韓国検察は4日、李在鎔(イ・ジェヨン)サムスン電子副会長に対し、資本市場法上の不正取引及び相場操作と株式会社の外部監査に関する法律違反の容疑を適用し、逮捕状を請求した。
朴槿恵(パク・クネ)前大統領の国政壟断事件に巻き込まれて1年間の収監生活の末に執行猶予で釈放された李副会長は、2年4ヵ月ぶりに別の疑いで再び拘束の危機に追い込まれた。
韓国検察は、2015年のサムスン物産と第一毛織の合併過程で、企業価値の評価が意図的に歪曲され、第一毛織の子会社であるサムスン・バイオロジックスの会計を操作するなど、不法が行われたと見ている。また、このような違法行為は、李副会長のサムスン電子の経営権継承過程の一環であり、李副会長も関連報告を受けるなど、事件に関与していると判断した。
事件は2018年11月にさかのぼる。韓国金融委員会傘下の証券先物委員会は、参与連帯などの市民団体が提起したサムスン・バイオロジックスの会計不正疑惑に対して「意図的重過失」という結論を下し、代表取締役解任勧告と課徴金80億ウォンという重い懲戒を下した。
サムスン・バイオロジックス(以下サムスン・バイオ )は、サムスングループがバイオ産業進出のために2011年に設立した医薬品委託製造(CMO)会社だ。
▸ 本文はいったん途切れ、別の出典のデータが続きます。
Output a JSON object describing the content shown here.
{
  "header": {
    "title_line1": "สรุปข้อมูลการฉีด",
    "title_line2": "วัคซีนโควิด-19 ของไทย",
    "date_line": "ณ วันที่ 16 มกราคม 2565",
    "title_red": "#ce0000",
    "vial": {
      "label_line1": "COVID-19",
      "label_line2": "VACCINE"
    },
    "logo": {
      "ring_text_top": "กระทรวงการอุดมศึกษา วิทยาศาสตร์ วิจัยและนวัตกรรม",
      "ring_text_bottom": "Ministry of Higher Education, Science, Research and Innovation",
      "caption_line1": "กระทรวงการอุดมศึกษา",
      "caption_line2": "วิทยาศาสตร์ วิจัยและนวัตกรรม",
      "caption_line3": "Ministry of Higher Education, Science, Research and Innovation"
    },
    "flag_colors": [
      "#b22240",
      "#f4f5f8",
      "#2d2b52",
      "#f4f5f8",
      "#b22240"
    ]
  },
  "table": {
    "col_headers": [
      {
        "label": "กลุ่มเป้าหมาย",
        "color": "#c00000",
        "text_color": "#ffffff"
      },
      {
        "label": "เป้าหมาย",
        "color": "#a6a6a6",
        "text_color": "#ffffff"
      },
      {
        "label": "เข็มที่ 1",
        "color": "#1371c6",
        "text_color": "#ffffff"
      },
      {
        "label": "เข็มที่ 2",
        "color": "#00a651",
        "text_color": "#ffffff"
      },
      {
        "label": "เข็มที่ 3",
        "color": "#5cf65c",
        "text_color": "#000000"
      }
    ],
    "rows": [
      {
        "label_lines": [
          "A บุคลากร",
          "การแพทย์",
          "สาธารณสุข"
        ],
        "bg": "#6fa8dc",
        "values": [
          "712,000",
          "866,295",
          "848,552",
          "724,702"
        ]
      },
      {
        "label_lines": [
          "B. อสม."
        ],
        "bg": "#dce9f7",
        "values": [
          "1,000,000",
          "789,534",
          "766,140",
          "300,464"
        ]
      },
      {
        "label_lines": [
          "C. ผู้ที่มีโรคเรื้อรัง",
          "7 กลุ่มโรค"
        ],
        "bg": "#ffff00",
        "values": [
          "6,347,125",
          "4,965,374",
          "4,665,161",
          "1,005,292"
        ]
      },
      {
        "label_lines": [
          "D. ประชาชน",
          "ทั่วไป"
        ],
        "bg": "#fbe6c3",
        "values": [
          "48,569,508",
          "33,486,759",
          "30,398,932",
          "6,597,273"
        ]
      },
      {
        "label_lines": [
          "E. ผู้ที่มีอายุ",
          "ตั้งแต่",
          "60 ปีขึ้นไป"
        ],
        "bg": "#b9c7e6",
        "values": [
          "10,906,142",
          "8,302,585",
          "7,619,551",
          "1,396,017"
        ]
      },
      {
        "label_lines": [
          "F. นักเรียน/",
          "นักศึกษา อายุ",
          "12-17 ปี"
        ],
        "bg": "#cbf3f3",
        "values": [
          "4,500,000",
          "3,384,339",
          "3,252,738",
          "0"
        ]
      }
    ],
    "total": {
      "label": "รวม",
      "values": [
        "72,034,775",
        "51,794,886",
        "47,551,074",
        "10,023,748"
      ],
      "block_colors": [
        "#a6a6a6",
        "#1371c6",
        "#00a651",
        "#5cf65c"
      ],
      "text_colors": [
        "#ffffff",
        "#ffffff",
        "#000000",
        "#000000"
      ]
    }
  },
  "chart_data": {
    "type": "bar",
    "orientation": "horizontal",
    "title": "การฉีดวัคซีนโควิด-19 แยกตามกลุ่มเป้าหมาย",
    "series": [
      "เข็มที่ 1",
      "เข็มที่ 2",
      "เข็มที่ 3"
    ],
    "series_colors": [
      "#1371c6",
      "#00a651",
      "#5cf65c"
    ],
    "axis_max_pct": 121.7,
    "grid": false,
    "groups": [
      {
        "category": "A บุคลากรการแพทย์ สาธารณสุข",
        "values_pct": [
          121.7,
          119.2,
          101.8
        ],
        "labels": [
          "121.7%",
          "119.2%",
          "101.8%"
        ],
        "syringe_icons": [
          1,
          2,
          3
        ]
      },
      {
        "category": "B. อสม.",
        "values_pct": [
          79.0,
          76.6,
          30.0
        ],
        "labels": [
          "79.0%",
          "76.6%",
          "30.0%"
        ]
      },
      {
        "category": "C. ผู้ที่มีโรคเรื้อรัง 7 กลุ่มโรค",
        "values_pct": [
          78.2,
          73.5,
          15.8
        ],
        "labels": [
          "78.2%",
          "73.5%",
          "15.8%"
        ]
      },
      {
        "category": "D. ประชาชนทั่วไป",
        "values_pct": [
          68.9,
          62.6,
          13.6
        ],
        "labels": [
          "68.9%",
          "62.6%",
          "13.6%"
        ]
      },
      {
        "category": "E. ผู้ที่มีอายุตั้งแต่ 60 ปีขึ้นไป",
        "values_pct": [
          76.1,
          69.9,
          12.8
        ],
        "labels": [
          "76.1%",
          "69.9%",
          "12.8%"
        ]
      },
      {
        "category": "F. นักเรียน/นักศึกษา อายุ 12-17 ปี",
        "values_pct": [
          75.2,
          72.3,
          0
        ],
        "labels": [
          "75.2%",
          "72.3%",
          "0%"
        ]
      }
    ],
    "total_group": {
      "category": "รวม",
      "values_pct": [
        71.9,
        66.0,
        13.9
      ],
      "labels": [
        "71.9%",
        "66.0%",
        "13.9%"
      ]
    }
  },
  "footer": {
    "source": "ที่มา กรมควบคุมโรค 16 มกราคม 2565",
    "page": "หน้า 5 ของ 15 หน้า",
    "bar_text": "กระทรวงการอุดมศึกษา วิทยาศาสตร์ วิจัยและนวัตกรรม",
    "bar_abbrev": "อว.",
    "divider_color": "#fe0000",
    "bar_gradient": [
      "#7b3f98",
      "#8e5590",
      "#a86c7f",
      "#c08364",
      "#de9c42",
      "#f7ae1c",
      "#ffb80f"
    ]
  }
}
設立以来4年連続で赤字が続いたサムスン・バイオは、2015年に1億9000億ウォン台の純利益を記録した。
サムスン・バイオ側は、サムスン・バイオエピスという子会社を関係会社に転換する際、持分の価値を帳簿価額(2900億ウォン)から市場価額(4兆8000億ウォン)に再評価して会計に反映したと主張したが、証券先物委員会はこれを故意の会計不正とみなした。
証券先物委員会はサムスン・バイオを会計不正で検察に告発し、事件はソウル中央地検特捜部に移った。ところが、検察はサムスン・バイオの会計不正はサムスン電子の経営承継と深い関係があるとみて、2015年に行われたサムスン物産と第一毛織の合併過程にまで捜査を拡大した。
サムスン・バイオの企業価値が膨らまされたことで親会社の第一毛織の株式も高評価を受け、サムスン物産との合併で第一毛織の株式が3倍に値上がりした。結局、サムスン物産の持分はないが、第一毛織の持分が多かった李副会長は、この合併で統合されたサムスン物産の株式の16.5%を持ち、筆頭株主となった。
サムスン物産はサムスン電子の2大株主であり、李副会長はサムスン物産を通じてサムスン電子に対する支配力を強めた。つまり、李副会長のサムスン電子経営権継承のため、サムスン・バイオの会計不正が行われたというのが検察の判断だ。
検察は最近まで、サムスングループに対する約50回の家宅捜索、110人余りの関連者に対する約430回の召喚調査など、強力な捜査を進めてきた。5月に入ってからは2回も李副会長を被疑者として召喚して事情聴取を行い、李副会長に対する起訴が迫っているという噂が聞こえていた。
そこで、副会長は2日に検察起訴の妥当性を判断してほしいという「検察捜査審議委員会」の審議を申請した。この事案が果たして起訴に値する事件なのかについて、検察ではなく外部の専門家たちが判断してほしいと要求したのだ。審議のために、15人からなる検察市民委員会が召集され、過半数の賛成を得ると捜査審議委に案件が渡される。
審議が終わるまでは起訴が見送られるため、遅延戦術という見方があった。しかし、李副会長に反撃された検察は2日後に電撃的に拘束令状を請求し、李副会長は再び拘束の岐路に立たされることになったのだ。李副会長に対する逮捕状の実質審査は8日に行われる。逮捕状が棄却されても、検察の起訴を避けることはできないというのが、韓国メディアの見方だ。
李副会長は今回の事件のほかにも、朴元大統領の国政醫断と関連した収賄容疑についても裁判が進行中だ。2018年2月の2審では懲役2年6ヶ月の執行猶予4年で釈放されたが、2019年8月の最高裁の上告審で2審の判決が「法理を誤解した誤りがある」として破棄・送還された。
この破棄・送還審で最高裁判所がサムスン電子が崔順実側に提供した賄賂の金額を86億ウォンと判断したことで、李副会長は実刑を免れないという見方が支配的だ。賄賂額が50億ウォンを超える場合は、特別犯罪加重処罰法によって5年以上の懲役刑に処され、執行猶予が不可能だからである。
一難去ってまた一難。サムスン電子と李副会長に未曾有の危機が迫っている。